Me quedé boquiabierto.
Yo sabía que las piedras, tanto en su austeridad
como en su metafísica hacinan palabras
y que esas esfinges orientan los labios que
buscan vehementes un sólido puerto, una isla.
Pero cómo saber entre aquellas dos piedras
cuál yace ya inerme y cual otra aún respira.
Me tenté a adivinar.
― La castaña―. Te dije. Y soltaste la risa.
― La que vive es la piedra que guarda la pluma
que eterna resbala.
La que ha muerto es la piedra que ignora que
adentro de sí las palabras aguardan silentes
que la última rosa en su beligerancia
introduzca el caballo.
Te volviste hacia la ventanilla y pasaron tal vez
dos ciudades y un túnel que sólo tú y yo y nadie más
traspasara.
Dormité y en mi sueño otra voz me decía:
― Esta piedra está viva porque es en mis manos.

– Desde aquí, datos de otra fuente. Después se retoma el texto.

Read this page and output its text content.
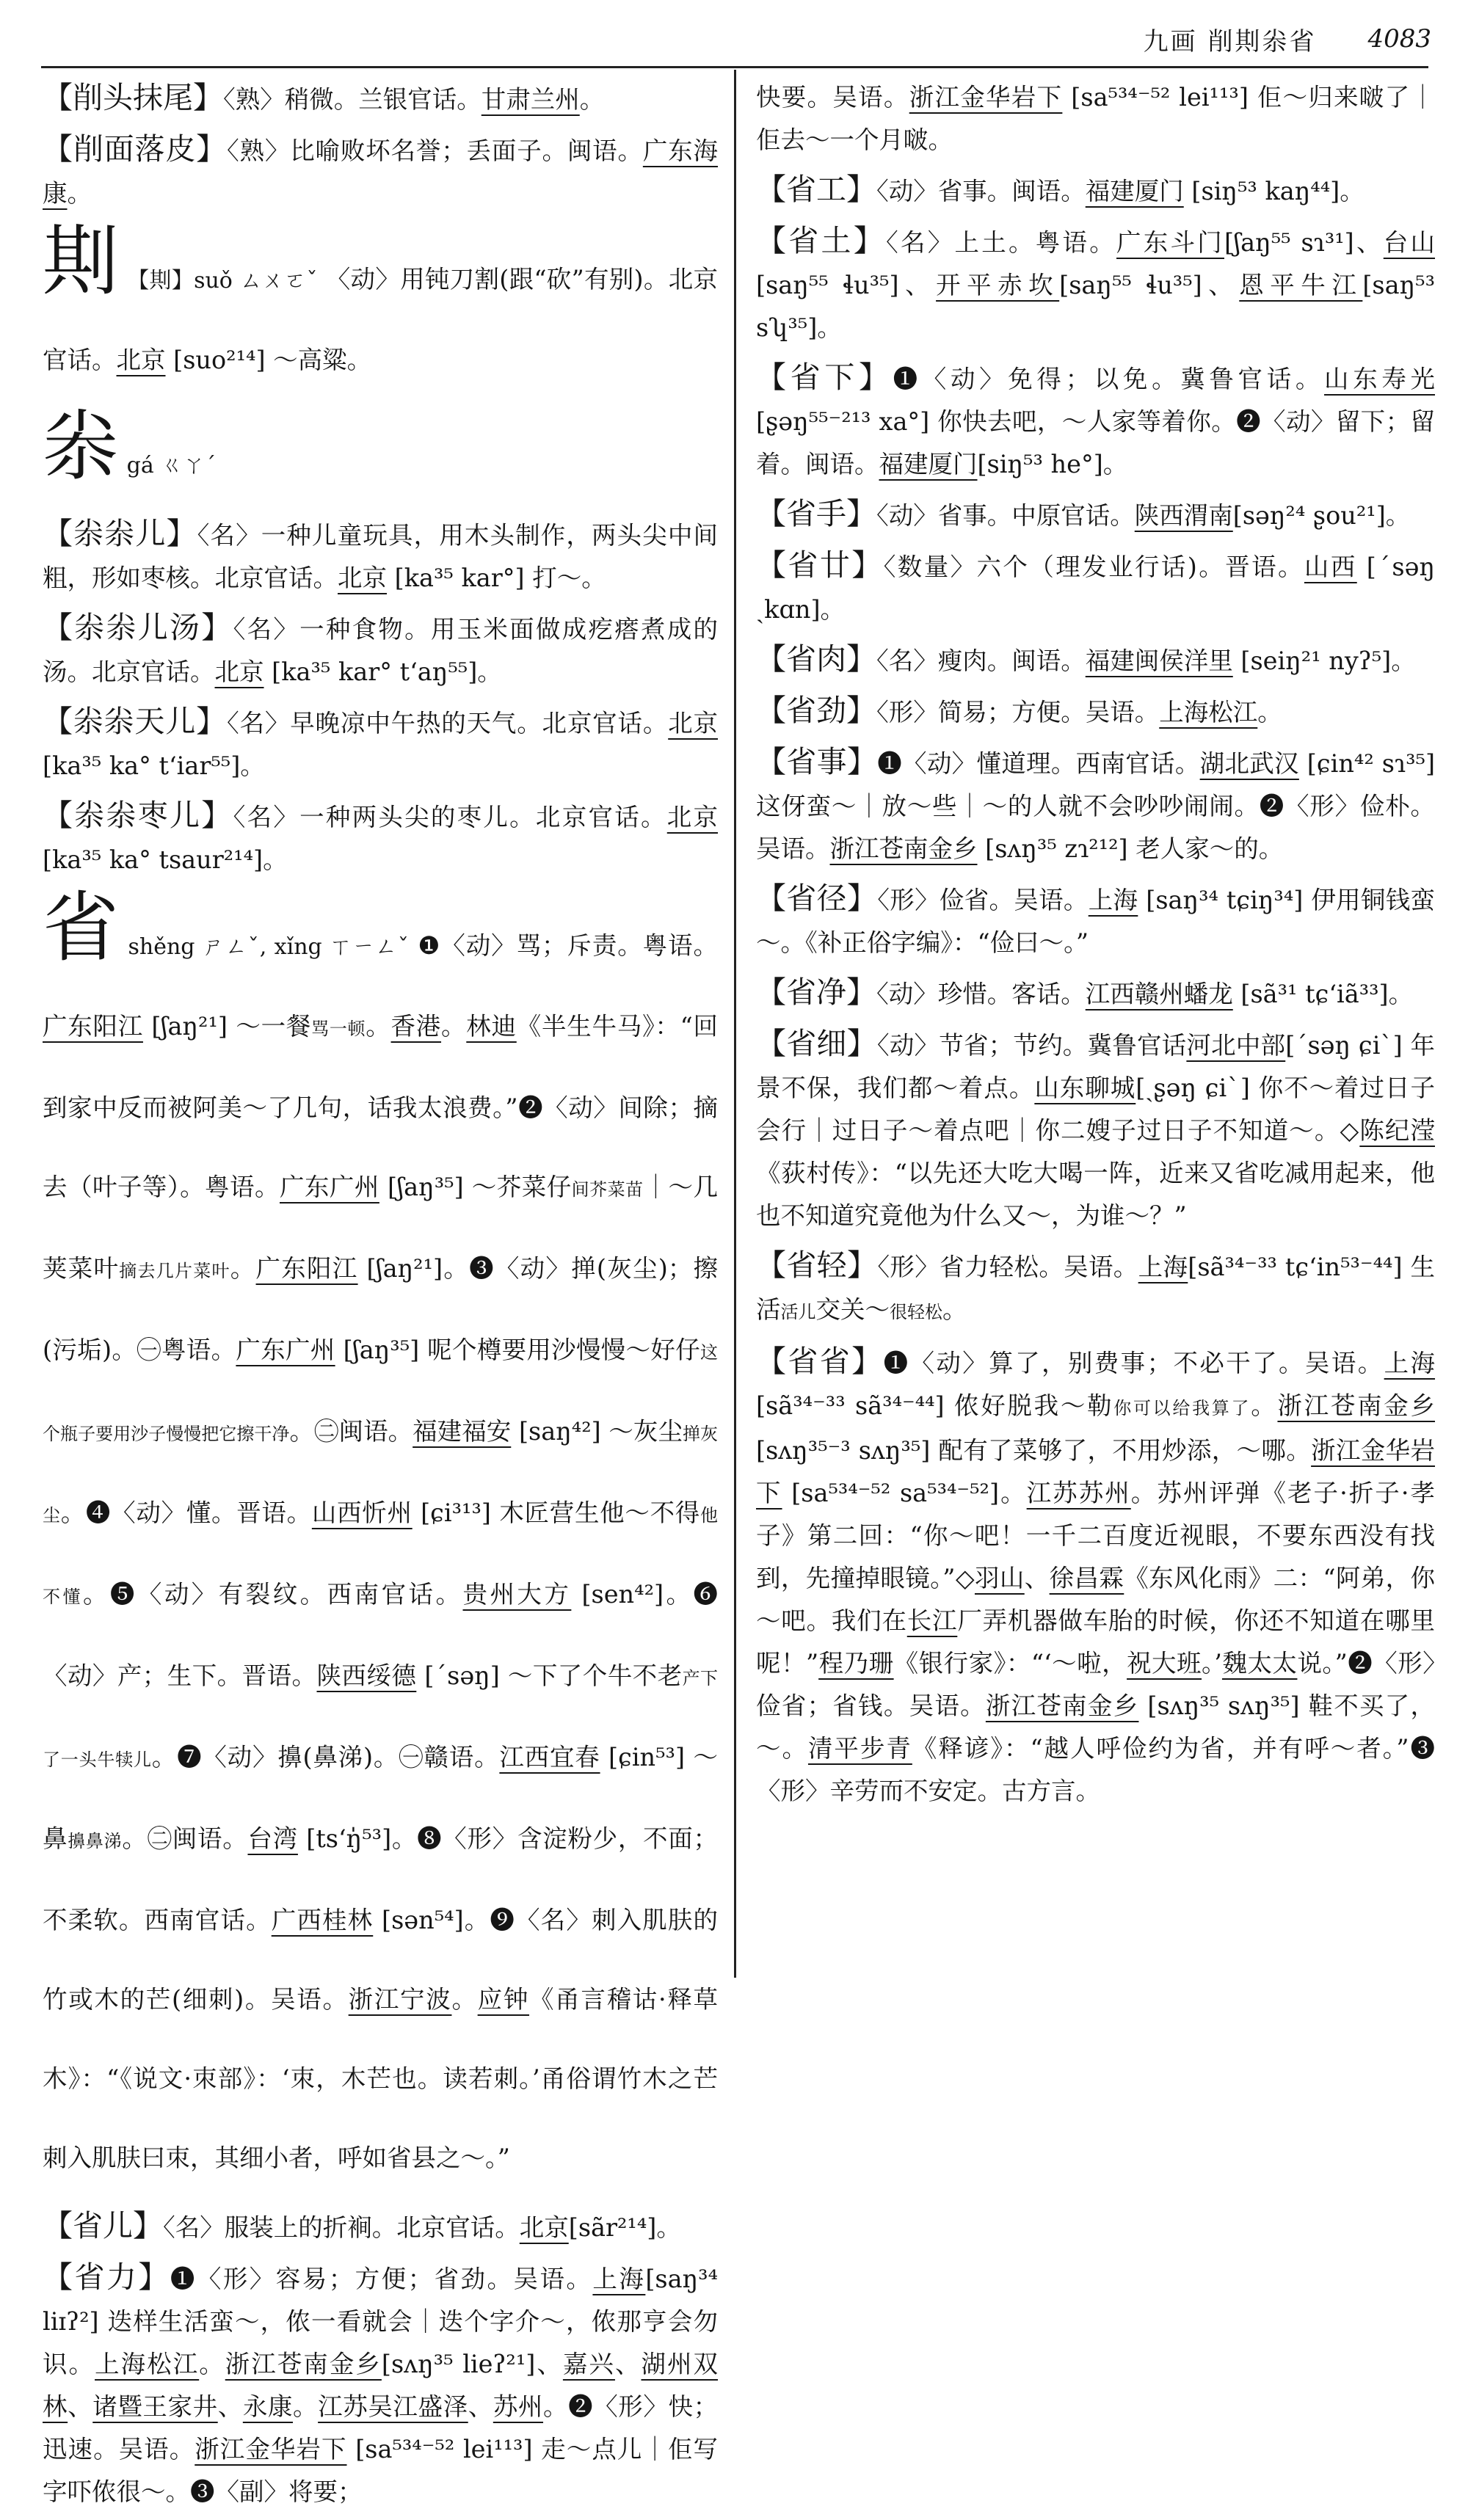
九画 削剘尜省 4083
【削头抹尾】〈熟〉稍微。兰银官话。甘肃兰州。
【削面落皮】〈熟〉比喻败坏名誉；丢面子。闽语。广东海康。
剘 【剘】suǒ ㄙㄨㄛˇ 〈动〉用钝刀割(跟“砍”有别)。北京官话。北京 [suo²¹⁴] ～高粱。
尜 gá ㄍㄚˊ
【尜尜儿】〈名〉一种儿童玩具，用木头制作，两头尖中间粗，形如枣核。北京官话。北京 [ka³⁵ kar°] 打～。
【尜尜儿汤】〈名〉一种食物。用玉米面做成疙瘩煮成的汤。北京官话。北京 [ka³⁵ kar° tʻaŋ⁵⁵]。
【尜尜天儿】〈名〉早晚凉中午热的天气。北京官话。北京 [ka³⁵ ka° tʻiar⁵⁵]。
【尜尜枣儿】〈名〉一种两头尖的枣儿。北京官话。北京 [ka³⁵ ka° tsaur²¹⁴]。
省 shěng ㄕㄥˇ, xǐng ㄒㄧㄥˇ ❶〈动〉骂；斥责。粤语。广东阳江 [ʃaŋ²¹] ～一餐骂一顿。香港。林迪《半生牛马》：“回到家中反而被阿美～了几句，话我太浪费。”❷〈动〉间除；摘去（叶子等）。粤语。广东广州 [ʃaŋ³⁵] ～芥菜仔间芥菜苗｜～几荚菜叶摘去几片菜叶。广东阳江 [ʃaŋ²¹]。❸〈动〉掸(灰尘)；擦(污垢)。㊀粤语。广东广州 [ʃaŋ³⁵] 呢个樽要用沙慢慢～好仔这个瓶子要用沙子慢慢把它擦干净。㊁闽语。福建福安 [saŋ⁴²] ～灰尘掸灰尘。❹〈动〉懂。晋语。山西忻州 [ɕi³¹³] 木匠营生他～不得他不懂。❺〈动〉有裂纹。西南官话。贵州大方 [sen⁴²]。❻〈动〉产；生下。晋语。陕西绥德 [ˊsəŋ] ～下了个牛不老产下了一头牛犊儿。❼〈动〉擤(鼻涕)。㊀赣语。江西宜春 [ɕin⁵³] ～鼻擤鼻涕。㊁闽语。台湾 [tsʻŋ̍⁵³]。❽〈形〉含淀粉少，不面；不柔软。西南官话。广西桂林 [sən⁵⁴]。❾〈名〉刺入肌肤的竹或木的芒(细刺)。吴语。浙江宁波。应钟《甬言稽诂·释草木》：“《说文·朿部》：‘朿，木芒也。读若刺。’甬俗谓竹木之芒刺入肌肤曰朿，其细小者，呼如省县之～。”
【省儿】〈名〉服装上的折裥。北京官话。北京[sãr²¹⁴]。
【省力】❶〈形〉容易；方便；省劲。吴语。上海[saŋ³⁴ liɪʔ²] 迭样生活蛮～，侬一看就会｜迭个字介～，侬那亨会勿识。上海松江。浙江苍南金乡[sʌŋ³⁵ lieʔ²¹]、嘉兴、湖州双林、诸暨王家井、永康。江苏吴江盛泽、苏州。❷〈形〉快；迅速。吴语。浙江金华岩下 [sa⁵³⁴⁻⁵² lei¹¹³] 走～点儿｜佢写字吓侬很～。❸〈副〉将要；
快要。吴语。浙江金华岩下 [sa⁵³⁴⁻⁵² lei¹¹³] 佢～归来啵了｜佢去～一个月啵。
【省工】〈动〉省事。闽语。福建厦门 [siŋ⁵³ kaŋ⁴⁴]。
【省土】〈名〉上土。粤语。广东斗门[ʃaŋ⁵⁵ sɿ³¹]、台山[saŋ⁵⁵ ɬu³⁵]、开平赤坎[saŋ⁵⁵ ɬu³⁵]、恩平牛江[saŋ⁵³ sʮ³⁵]。
【省下】❶〈动〉免得；以免。冀鲁官话。山东寿光 [ʂəŋ⁵⁵⁻²¹³ xa°] 你快去吧，～人家等着你。❷〈动〉留下；留着。闽语。福建厦门[siŋ⁵³ he°]。
【省手】〈动〉省事。中原官话。陕西渭南[səŋ²⁴ ʂou²¹]。
【省廿】〈数量〉六个（理发业行话)。晋语。山西 [ˊsəŋ ˏkɑn]。
【省肉】〈名〉瘦肉。闽语。福建闽侯洋里 [seiŋ²¹ nyʔ⁵]。
【省劲】〈形〉简易；方便。吴语。上海松江。
【省事】❶〈动〉懂道理。西南官话。湖北武汉 [ɕin⁴² sɿ³⁵] 这伢蛮～｜放～些｜～的人就不会吵吵闹闹。❷〈形〉俭朴。吴语。浙江苍南金乡 [sʌŋ³⁵ zɿ²¹²] 老人家～的。
【省径】〈形〉俭省。吴语。上海 [saŋ³⁴ tɕiŋ³⁴] 伊用铜钱蛮～。《补正俗字编》：“俭曰～。”
【省净】〈动〉珍惜。客话。江西赣州蟠龙 [sã³¹ tɕʻiã³³]。
【省细】〈动〉节省；节约。冀鲁官话河北中部[ˊsəŋ ɕiˋ] 年景不保，我们都～着点。山东聊城[ˏʂəŋ ɕiˋ] 你不～着过日子会行｜过日子～着点吧｜你二嫂子过日子不知道～。◇陈纪滢《荻村传》：“以先还大吃大喝一阵，近来又省吃减用起来，他也不知道究竟他为什么又～，为谁～？”
【省轻】〈形〉省力轻松。吴语。上海[sã³⁴⁻³³ tɕʻin⁵³⁻⁴⁴] 生活活儿交关～很轻松。
【省省】❶〈动〉算了，别费事；不必干了。吴语。上海 [sã³⁴⁻³³ sã³⁴⁻⁴⁴] 侬好脱我～勒你可以给我算了。浙江苍南金乡 [sʌŋ³⁵⁻³ sʌŋ³⁵] 配有了菜够了，不用炒添，～哪。浙江金华岩下 [sa⁵³⁴⁻⁵² sa⁵³⁴⁻⁵²]。江苏苏州。苏州评弹《老子·折子·孝子》第二回：“你～吧！一千二百度近视眼，不要东西没有找到，先撞掉眼镜。”◇羽山、徐昌霖《东风化雨》二：“阿弟，你～吧。我们在长江厂弄机器做车胎的时候，你还不知道在哪里呢！”程乃珊《银行家》：“‘～啦，祝大班。’魏太太说。”❷〈形〉俭省；省钱。吴语。浙江苍南金乡 [sʌŋ³⁵ sʌŋ³⁵] 鞋不买了，～。清平步青《释谚》：“越人呼俭约为省，并有呼～者。”❸〈形〉辛劳而不安定。古方言。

Esta piedra está muerta porque he aquí que
adentro de ella ese mar donde fue sustraída
no habrá de incubarse.
Toda piedra es como un huevecillo que ha puesto
una reina en alguna colmena en algún dormitorio.
En el sueño también me besabas.
Mar adentro en el beso el silencio insistía:
Dime qué amante frota el desierto y la lluvia.
Dime qué otro traduce con fidelidad el lenguaje
que cantan adentro, en tu boca, los astros.